I didn't know his lifestyle at first, I just knew he was A1 from the ends. He was loved by everyone in the area and the  more I got around him the more I began to see he was the king in this trapping game, and he had people that both feared him, and hated him too.

I was scared because I wasn't used to this fast lifestyle but Alex always ensured me I wouldn't be involved and that nothing would happen to me. He said he would never allow me to be a part of any of that rubbish. I took his word although I was scared and he kept that promise.

When we started going out, I became the most talked about girl by boys and girls. I was hated. Girls that wanted to be with him disliked me, and his friends that wanted to fuck me had such foul things to say. But Alex never listened and still introduced me to his family and that's how I met Aaron.
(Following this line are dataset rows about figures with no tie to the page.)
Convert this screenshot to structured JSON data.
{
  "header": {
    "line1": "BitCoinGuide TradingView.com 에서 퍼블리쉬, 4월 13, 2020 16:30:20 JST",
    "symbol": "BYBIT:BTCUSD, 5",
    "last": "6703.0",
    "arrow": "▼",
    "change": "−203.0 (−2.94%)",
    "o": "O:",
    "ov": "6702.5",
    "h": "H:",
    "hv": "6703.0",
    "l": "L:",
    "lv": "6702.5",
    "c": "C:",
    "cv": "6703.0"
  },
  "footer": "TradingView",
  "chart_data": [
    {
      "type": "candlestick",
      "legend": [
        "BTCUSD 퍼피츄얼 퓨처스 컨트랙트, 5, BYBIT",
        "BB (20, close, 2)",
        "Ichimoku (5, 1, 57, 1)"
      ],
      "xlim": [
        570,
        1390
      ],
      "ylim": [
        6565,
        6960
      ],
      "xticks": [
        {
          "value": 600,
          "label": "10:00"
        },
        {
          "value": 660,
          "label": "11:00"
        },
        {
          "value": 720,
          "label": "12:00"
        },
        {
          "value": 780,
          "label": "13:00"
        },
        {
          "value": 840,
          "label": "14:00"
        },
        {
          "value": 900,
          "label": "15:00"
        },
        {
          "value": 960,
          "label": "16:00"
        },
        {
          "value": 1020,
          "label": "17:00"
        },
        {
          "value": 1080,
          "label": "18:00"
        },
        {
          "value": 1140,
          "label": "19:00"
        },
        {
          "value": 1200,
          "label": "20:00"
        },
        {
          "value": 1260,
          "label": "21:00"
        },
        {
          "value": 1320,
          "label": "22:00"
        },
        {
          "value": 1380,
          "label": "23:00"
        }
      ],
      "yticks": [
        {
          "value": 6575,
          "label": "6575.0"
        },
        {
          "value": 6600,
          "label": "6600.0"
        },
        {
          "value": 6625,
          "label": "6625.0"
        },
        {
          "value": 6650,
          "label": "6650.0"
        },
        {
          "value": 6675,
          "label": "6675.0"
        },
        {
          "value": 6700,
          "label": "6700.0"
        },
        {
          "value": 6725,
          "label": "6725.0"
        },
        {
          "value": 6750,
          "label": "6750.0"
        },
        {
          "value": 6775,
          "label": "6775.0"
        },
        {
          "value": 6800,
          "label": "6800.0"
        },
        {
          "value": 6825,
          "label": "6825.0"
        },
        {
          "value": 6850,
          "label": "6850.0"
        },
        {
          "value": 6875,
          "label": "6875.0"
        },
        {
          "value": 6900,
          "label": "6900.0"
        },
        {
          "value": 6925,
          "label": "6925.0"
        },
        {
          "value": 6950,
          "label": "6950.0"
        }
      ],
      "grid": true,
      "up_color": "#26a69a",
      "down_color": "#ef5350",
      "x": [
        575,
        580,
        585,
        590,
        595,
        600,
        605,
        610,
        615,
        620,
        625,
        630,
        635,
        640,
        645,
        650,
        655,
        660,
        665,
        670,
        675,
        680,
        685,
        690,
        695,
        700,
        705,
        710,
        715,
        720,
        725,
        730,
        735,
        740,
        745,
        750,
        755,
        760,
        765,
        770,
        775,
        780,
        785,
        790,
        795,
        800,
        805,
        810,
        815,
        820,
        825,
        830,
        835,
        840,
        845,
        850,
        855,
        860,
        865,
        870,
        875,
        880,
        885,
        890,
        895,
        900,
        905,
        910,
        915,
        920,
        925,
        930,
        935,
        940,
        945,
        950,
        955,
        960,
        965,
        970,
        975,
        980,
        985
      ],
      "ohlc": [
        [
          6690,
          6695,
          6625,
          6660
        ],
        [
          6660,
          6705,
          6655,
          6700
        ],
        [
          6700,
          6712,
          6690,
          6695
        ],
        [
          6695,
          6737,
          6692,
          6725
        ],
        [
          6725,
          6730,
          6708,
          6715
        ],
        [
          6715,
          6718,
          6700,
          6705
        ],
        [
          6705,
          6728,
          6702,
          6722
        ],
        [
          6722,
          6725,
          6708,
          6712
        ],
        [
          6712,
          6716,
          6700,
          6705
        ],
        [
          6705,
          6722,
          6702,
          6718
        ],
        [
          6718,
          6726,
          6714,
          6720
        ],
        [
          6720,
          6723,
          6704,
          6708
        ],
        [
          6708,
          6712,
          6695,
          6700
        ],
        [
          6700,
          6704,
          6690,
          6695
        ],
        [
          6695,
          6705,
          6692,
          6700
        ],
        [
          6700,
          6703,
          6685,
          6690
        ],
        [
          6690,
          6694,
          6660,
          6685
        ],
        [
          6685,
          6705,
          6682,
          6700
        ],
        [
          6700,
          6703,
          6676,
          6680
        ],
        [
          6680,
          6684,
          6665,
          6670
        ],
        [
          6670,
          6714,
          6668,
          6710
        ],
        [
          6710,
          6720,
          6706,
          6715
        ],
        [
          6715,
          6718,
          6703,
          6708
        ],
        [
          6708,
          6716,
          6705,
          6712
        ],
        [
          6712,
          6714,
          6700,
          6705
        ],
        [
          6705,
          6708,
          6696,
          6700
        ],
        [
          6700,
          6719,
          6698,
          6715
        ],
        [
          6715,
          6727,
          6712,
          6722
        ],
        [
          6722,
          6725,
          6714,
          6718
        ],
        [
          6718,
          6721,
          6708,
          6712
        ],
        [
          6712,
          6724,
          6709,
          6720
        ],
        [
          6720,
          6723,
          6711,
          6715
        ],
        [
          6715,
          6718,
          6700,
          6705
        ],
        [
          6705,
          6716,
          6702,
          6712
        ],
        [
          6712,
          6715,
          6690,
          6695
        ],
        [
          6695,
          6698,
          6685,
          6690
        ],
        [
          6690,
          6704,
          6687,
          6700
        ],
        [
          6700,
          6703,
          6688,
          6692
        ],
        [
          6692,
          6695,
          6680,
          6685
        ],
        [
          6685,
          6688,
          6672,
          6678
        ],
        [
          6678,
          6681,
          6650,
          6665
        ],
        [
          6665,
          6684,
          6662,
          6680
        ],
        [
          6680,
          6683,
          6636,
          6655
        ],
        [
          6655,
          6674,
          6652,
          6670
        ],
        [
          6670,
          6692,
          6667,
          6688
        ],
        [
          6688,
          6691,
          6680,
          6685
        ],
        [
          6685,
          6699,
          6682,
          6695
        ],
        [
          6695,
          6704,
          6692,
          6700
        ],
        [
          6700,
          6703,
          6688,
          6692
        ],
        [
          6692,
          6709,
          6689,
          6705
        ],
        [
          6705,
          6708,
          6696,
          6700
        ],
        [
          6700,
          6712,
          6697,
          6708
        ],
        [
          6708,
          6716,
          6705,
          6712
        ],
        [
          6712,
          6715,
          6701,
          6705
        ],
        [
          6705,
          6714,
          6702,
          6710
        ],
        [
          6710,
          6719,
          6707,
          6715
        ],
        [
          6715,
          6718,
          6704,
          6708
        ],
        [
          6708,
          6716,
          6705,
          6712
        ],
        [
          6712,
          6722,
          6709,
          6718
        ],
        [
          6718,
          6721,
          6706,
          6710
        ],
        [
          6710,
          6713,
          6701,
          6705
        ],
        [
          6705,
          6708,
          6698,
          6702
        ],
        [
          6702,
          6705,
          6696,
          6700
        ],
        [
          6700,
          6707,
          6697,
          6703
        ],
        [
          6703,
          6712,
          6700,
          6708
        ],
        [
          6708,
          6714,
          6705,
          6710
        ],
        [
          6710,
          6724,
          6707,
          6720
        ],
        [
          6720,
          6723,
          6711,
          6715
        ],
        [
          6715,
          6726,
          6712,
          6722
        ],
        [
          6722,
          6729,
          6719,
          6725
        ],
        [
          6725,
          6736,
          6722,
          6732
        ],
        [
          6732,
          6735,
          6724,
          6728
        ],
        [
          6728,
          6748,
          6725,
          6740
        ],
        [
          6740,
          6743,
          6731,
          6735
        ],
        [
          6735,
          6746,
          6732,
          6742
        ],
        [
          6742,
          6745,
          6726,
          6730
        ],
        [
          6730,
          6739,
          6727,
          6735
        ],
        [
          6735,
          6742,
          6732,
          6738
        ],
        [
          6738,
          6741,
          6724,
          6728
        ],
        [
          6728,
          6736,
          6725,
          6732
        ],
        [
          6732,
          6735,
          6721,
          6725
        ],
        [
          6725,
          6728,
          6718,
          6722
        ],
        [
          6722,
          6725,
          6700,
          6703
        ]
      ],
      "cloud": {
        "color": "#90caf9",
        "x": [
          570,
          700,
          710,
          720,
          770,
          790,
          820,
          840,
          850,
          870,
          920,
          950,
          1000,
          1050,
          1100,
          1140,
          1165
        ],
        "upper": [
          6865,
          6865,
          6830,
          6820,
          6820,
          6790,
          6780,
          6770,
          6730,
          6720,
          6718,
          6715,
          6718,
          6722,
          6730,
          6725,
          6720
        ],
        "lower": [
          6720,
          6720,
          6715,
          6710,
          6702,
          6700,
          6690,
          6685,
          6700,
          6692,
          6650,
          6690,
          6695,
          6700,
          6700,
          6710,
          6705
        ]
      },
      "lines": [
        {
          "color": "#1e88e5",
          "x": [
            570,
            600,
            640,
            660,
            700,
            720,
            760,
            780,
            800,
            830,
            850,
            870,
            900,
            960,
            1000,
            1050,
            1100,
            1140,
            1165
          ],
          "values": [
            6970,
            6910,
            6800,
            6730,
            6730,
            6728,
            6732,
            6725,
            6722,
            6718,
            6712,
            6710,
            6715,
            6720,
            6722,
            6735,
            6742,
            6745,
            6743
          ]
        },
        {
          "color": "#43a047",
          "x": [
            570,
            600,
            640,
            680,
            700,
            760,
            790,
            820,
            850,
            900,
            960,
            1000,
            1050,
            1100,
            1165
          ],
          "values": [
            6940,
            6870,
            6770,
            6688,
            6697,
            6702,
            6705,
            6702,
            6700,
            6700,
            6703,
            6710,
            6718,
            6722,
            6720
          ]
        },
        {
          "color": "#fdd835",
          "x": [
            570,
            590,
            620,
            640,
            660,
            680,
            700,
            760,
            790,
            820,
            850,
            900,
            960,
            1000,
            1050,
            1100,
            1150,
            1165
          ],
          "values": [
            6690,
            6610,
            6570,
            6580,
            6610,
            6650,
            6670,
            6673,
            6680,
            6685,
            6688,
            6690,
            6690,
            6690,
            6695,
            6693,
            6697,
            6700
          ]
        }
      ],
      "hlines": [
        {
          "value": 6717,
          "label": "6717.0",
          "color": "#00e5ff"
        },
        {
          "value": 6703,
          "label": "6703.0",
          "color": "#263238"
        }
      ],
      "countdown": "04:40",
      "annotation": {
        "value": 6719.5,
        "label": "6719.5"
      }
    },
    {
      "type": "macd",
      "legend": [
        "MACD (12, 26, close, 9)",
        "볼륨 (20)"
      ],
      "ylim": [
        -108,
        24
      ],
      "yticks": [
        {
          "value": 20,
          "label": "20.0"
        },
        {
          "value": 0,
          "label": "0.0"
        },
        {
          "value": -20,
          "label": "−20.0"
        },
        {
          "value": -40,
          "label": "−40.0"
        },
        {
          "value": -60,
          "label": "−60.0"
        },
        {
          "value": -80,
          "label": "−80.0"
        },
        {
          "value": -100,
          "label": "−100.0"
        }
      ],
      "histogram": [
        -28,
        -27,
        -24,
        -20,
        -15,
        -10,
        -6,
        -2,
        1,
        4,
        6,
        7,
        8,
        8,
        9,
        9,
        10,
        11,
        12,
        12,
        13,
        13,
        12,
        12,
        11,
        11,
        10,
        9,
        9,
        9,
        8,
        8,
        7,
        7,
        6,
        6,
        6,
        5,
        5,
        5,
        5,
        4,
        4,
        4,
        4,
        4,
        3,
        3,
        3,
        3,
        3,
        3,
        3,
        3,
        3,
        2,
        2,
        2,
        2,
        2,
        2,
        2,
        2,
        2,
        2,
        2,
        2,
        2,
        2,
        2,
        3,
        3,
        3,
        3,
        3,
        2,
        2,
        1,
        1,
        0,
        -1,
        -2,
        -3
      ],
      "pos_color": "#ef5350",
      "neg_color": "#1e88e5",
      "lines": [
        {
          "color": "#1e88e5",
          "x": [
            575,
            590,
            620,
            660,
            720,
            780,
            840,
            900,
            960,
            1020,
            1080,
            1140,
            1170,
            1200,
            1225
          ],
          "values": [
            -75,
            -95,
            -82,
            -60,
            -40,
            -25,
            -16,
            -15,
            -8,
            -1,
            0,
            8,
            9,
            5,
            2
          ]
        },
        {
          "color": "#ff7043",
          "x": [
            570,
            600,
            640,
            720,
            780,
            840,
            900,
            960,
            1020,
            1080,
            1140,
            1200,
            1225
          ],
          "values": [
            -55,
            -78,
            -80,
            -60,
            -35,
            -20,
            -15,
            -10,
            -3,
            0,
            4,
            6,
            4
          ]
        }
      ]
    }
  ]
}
We were the same age and I knew him from the area but my relationship with Alex is what made me and Aaron click.. he was like my brother once upon a time.

As time went on I had to deal with so much. From trips to the station to bail him out and getting into fights because of girls talking shit but I never once decided I was gonna turn my back on him and I stood through everything. Even though I was 15 I was experiencing real love and I took it for granted.

Aaron will never understand how hard it was for me to carry a child for someone who died and I never even  got to give them a proper goodbye. I LOVED Alex with my life and soul. He was the ONLY one who understood me. I never had too many friends Alex was my only friend and losing him was like losing my life and support system.